Collections with no clear direction are those by Dee Lite and Madonna, as well as the Corrs. Dee Lite is the original refreshing funk dance group of the 1990s, which first brought this type of music to clubs. It is an open, happy sound that has absorbed many influences and combines retro beats from the 1960s and 1970s with the contemporary culture. Dee Lite's collection presents a comprehensive picture of the group's work until the mid-1990s, and it is a bit strange to encounter a collection that includes songs that are still heard quite often today.
It is the same for Madonna's "Greatest Hits, Part 2," which contains mainly songs from her last two albums, "Music" and "Ray of Light." Whoever has these two doesn't need the new collection.
Dee Lite, which hails from Ireland, also has not finished its round of hits on the various radio stations, so fans have little reason for nostalgia. Its collection is quite clever, with acoustic renditions of hits, a new song and a remix by this good-looking quartet that has decided to leave politics aside and make some rollicking Irish music that has been well received by the public.
The record companies that handle the music of Mariah Carey and Whitney Houston decided to ignore their personal problems and have released collections for these two female vocalists as if one of them had not recently suffered a nervous breakdown (Mariah Cariy) and the other is in and out of substance abuse rehab centers and has no plans to record any new songs in the near future (Houston). The collections are an attempt to sell a dynamic and solid image of the two and to erase the image fed by the media. This is an interesting endeavor that runs counter to pop laws, but it is hard to believe that it will work and that any of the worried fans will ignore the facts and buy the collections anyway.
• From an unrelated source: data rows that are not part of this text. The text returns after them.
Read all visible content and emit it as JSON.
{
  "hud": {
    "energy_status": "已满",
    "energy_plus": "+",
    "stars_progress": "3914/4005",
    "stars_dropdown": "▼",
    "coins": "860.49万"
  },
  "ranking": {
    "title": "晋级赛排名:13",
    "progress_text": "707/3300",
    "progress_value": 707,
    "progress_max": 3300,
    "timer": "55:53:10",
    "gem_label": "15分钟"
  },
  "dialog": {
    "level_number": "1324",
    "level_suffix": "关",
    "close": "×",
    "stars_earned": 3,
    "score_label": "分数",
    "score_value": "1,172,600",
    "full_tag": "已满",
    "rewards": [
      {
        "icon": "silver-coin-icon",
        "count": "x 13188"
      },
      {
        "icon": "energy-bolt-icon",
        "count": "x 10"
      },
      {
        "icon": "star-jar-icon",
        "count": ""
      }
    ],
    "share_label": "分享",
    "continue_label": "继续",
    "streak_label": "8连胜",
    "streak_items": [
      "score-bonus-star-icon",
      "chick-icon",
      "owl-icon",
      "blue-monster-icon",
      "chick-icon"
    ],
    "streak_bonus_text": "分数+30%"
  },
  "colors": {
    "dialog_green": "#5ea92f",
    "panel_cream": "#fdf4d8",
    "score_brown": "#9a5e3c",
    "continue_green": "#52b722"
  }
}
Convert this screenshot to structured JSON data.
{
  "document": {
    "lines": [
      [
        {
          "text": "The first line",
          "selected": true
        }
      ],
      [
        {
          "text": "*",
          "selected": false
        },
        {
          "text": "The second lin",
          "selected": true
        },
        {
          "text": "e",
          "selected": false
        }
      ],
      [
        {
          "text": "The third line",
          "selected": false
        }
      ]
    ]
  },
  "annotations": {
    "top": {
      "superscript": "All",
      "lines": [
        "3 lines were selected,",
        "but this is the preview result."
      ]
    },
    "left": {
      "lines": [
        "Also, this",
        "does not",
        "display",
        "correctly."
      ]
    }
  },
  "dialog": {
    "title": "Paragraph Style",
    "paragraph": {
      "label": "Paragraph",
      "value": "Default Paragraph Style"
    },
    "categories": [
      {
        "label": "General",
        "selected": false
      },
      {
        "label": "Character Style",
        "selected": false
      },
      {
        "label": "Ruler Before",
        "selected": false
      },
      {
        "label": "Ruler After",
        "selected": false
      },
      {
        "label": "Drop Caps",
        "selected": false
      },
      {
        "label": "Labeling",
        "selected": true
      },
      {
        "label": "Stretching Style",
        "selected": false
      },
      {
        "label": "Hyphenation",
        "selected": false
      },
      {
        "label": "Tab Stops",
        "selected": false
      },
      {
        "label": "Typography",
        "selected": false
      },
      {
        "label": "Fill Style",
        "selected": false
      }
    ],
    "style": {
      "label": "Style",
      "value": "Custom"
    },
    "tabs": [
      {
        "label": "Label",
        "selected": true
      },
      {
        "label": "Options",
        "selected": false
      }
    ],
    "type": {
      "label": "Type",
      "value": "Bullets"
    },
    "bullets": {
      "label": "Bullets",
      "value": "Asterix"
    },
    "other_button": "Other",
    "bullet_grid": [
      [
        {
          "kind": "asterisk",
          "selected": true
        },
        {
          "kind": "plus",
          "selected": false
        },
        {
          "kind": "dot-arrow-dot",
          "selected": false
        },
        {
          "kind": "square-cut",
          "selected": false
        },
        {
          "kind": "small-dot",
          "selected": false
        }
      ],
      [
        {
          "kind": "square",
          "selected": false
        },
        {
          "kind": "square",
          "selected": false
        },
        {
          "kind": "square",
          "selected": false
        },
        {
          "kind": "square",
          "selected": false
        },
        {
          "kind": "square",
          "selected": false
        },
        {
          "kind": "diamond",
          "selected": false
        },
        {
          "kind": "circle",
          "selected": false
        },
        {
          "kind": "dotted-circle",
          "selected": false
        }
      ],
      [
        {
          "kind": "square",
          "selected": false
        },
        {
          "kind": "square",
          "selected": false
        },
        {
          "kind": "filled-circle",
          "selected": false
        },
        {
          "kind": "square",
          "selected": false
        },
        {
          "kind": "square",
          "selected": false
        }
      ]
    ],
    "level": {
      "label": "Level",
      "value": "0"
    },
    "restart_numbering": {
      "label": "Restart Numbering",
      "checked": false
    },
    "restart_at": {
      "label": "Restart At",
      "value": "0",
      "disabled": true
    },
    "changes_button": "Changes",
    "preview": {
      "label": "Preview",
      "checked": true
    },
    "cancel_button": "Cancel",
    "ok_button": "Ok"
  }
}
Some apparently superfluous collections are those of Five, Ricky Martin and All Saints. Why are these three in such a hurry to release collections when their fans have barely had time to recuperate from current hits?
Last but not least on this partial list are two collections by French artist Michael Cretu Enigma. He is the man who 11 years ago foresaw that the moment he brought together dramatic choirs of monks and melodic tunes the world would go out of its mind with pleasure. Enigma did indeed penetrate the hit parades, advertisements, sound tracks and fashion shows. Now they have Christmas anthology albums - one a collection of remixes by various artists and the other of their own hits.